Detection and tracking of a moving object is a problem of interest in surveillance systems. The major complications arise when signal-to-noise ratio is extremely low and the time for making a decision is limited.
The problem of surveillance is formulated as follows. At any moment, a field of view is presented as a frame of data points. An object in the field of view corresponds to a set of adjacent data points of the frame. The frame can be displayed on a screen as an image: one data point of the frame corresponds to one pixel of the image. Every T milliseconds, a detection system receives a new frame of the same field of view. The goal of detection is to identify if the object is in the field of view and to estimate the position and velocity of the object at the moment. The goal of tracking is to estimate the position and velocity of the object at each moment after the object has been detected.
Methods for solving problems of this type are described in, for example, Fatih M. Porikli et al., U.S. Patent Application 20100246997 or Matthew Orton and William Fitzgerald, IEEE TRANSACTIONS ON SIGNAL PROCESSING, VOL. 50, NO. 2, FEBRUARY 2002. Methods of using a-priori information for detection and tracking of moving objects are described, for example, by Franz Meyer et al. in CMRT05. IAPRS, Vol. XXXVI, Part 3/W24, 2005.
One of the most powerful approaches is Bayesian particle filtering. Each particle forms an independent hypothesis of the state of the object (its azimuth, speed, x-coordinate, and y-coordinate) at a given time. This method estimates a sequence of actual states of the object based on a sequence of observed states.
The programming implementation of the Bayesian method is capable of dealing with 10,000 particles in 55 frames per second. Computations are parallelized in Compute Unified Device Architecture (CUDA); see Matthew A. Goodrum et al., 3rd Workshop on EAMA in conjunction with ISCA 2010.
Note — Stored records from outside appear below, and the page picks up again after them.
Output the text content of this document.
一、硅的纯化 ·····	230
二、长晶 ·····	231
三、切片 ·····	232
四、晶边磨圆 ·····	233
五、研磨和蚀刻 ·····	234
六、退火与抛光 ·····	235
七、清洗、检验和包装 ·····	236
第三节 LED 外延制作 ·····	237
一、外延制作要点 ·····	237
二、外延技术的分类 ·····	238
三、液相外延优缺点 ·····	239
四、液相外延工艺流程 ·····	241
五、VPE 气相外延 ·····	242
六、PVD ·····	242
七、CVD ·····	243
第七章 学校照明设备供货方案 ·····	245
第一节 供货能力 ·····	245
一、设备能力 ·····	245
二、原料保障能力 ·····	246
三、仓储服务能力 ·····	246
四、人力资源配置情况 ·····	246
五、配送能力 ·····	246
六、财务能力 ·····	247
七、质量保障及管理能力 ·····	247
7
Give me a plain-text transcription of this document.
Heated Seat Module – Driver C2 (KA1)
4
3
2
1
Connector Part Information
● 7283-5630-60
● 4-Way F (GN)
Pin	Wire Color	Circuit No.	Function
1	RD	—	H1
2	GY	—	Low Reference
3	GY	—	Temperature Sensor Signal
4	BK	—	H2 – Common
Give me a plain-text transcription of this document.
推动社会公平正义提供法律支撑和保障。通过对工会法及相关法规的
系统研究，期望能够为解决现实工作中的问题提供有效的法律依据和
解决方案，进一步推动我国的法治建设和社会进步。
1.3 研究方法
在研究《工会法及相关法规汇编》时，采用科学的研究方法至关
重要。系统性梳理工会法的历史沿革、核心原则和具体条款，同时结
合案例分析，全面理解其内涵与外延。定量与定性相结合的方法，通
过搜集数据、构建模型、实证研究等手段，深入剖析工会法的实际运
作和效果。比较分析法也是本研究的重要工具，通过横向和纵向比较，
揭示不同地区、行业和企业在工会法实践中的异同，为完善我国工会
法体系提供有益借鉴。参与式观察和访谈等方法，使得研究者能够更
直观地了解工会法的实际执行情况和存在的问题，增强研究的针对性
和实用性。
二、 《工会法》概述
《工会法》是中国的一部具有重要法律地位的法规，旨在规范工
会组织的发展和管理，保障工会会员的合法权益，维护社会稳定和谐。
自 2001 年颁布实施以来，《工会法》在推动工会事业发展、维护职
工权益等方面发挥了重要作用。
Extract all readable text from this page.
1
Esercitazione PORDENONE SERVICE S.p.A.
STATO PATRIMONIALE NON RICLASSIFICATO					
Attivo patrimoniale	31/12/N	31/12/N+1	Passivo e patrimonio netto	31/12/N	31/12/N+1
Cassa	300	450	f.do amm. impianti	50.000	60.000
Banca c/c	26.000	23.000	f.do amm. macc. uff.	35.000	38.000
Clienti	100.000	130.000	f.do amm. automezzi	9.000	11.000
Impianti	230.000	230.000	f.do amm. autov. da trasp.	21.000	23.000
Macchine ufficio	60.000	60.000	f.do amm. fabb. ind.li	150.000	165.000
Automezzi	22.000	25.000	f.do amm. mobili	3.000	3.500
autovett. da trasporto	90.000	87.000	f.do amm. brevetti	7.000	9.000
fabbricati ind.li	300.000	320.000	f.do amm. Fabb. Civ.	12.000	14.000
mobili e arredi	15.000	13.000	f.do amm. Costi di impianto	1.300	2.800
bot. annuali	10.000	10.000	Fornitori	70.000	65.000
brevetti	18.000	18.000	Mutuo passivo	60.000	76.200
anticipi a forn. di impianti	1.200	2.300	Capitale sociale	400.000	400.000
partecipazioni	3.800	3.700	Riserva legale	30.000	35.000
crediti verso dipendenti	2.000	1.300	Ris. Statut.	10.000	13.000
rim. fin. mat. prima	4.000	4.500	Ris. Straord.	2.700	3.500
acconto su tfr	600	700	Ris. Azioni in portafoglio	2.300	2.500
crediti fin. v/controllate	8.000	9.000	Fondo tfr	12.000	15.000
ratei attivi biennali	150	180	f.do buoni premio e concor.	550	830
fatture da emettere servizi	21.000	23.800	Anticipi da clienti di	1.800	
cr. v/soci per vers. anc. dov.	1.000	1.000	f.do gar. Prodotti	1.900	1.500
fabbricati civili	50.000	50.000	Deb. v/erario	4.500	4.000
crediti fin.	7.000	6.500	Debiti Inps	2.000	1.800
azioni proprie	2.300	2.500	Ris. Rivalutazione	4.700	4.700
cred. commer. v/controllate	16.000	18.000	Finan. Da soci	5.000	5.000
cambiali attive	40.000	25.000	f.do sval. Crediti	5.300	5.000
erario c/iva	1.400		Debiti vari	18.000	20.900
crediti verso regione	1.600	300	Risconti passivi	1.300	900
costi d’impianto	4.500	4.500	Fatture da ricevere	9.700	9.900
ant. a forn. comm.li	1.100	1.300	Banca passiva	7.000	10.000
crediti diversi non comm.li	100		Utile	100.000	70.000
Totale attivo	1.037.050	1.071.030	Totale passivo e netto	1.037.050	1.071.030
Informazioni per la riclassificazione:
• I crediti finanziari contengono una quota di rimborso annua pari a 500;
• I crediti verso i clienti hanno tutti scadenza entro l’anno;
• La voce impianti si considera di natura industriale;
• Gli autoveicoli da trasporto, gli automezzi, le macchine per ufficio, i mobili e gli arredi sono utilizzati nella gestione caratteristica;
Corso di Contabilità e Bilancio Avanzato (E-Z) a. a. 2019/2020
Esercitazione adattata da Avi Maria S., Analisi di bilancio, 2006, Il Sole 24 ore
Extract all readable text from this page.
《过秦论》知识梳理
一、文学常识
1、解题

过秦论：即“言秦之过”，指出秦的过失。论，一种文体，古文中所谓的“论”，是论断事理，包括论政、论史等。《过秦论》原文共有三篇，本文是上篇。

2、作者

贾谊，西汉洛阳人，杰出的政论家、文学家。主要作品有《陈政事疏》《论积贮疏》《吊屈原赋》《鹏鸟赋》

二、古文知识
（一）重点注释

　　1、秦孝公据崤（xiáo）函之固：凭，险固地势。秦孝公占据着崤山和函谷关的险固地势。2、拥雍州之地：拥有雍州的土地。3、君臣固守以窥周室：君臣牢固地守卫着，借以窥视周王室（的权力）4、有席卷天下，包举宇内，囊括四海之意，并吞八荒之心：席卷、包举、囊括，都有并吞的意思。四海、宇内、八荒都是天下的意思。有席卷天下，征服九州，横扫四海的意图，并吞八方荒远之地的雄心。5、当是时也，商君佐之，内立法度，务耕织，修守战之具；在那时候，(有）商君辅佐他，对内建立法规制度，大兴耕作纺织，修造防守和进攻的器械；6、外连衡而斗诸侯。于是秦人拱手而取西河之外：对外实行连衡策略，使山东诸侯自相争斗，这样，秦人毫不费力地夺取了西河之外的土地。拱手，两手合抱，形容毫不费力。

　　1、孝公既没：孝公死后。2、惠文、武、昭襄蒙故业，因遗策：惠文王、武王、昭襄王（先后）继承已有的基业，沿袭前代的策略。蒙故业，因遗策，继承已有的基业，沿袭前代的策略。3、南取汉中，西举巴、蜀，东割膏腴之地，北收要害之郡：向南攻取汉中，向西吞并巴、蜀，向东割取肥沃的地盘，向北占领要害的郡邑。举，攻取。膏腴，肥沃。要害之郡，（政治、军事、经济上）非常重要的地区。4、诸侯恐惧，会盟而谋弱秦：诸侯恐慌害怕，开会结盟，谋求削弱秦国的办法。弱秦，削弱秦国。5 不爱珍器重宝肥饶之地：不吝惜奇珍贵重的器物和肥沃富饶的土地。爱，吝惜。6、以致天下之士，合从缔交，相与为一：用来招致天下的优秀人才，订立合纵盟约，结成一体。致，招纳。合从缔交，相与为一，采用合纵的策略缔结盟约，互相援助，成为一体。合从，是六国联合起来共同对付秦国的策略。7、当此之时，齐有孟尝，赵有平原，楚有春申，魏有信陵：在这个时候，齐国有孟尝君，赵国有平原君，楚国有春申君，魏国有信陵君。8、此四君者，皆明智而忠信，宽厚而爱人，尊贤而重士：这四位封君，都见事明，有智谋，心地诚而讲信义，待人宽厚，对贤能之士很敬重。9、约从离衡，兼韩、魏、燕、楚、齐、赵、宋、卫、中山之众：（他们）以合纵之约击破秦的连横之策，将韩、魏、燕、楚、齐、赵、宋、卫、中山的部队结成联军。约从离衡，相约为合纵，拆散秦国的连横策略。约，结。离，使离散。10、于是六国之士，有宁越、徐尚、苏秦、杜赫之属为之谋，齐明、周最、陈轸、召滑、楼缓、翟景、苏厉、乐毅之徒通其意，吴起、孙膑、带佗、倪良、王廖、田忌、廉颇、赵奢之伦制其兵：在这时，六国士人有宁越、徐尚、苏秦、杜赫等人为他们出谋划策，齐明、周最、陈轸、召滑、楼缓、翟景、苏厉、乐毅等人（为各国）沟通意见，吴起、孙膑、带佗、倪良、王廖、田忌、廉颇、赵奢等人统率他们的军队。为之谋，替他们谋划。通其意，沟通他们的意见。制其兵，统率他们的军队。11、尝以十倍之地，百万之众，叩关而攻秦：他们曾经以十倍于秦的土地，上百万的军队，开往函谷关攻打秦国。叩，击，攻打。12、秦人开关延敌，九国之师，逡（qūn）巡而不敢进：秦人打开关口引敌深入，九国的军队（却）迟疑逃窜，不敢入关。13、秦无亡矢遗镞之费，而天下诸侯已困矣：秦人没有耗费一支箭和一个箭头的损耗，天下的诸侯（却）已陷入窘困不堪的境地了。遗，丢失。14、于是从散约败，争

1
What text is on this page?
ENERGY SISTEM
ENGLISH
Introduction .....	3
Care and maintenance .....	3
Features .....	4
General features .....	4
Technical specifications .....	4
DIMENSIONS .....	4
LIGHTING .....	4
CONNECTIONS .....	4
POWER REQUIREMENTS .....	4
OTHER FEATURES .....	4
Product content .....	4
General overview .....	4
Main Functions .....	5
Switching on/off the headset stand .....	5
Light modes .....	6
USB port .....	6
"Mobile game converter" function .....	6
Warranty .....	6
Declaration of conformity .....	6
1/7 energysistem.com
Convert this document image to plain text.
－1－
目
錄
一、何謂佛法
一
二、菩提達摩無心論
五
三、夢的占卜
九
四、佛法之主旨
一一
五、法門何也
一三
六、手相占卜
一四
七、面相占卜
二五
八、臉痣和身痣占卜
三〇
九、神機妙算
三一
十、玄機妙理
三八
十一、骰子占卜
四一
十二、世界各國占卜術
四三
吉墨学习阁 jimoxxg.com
From an implementation point of view, this method has a bottleneck: about 90% of the time the program spends on update of particles' weights. Particles weighs are being updated because the number of specified hypotheses is very big (it is equal to the product of four numbers: the number of all possible azimuths, speeds, x-coordinates, and y-coordinates of the object), so it is computationally infeasible to follow all of them.
From a conceptual point of view, this method as well as other known methods have a room for improvement because they do not use the fact that the object is a compact set of adjacent data points of the frame.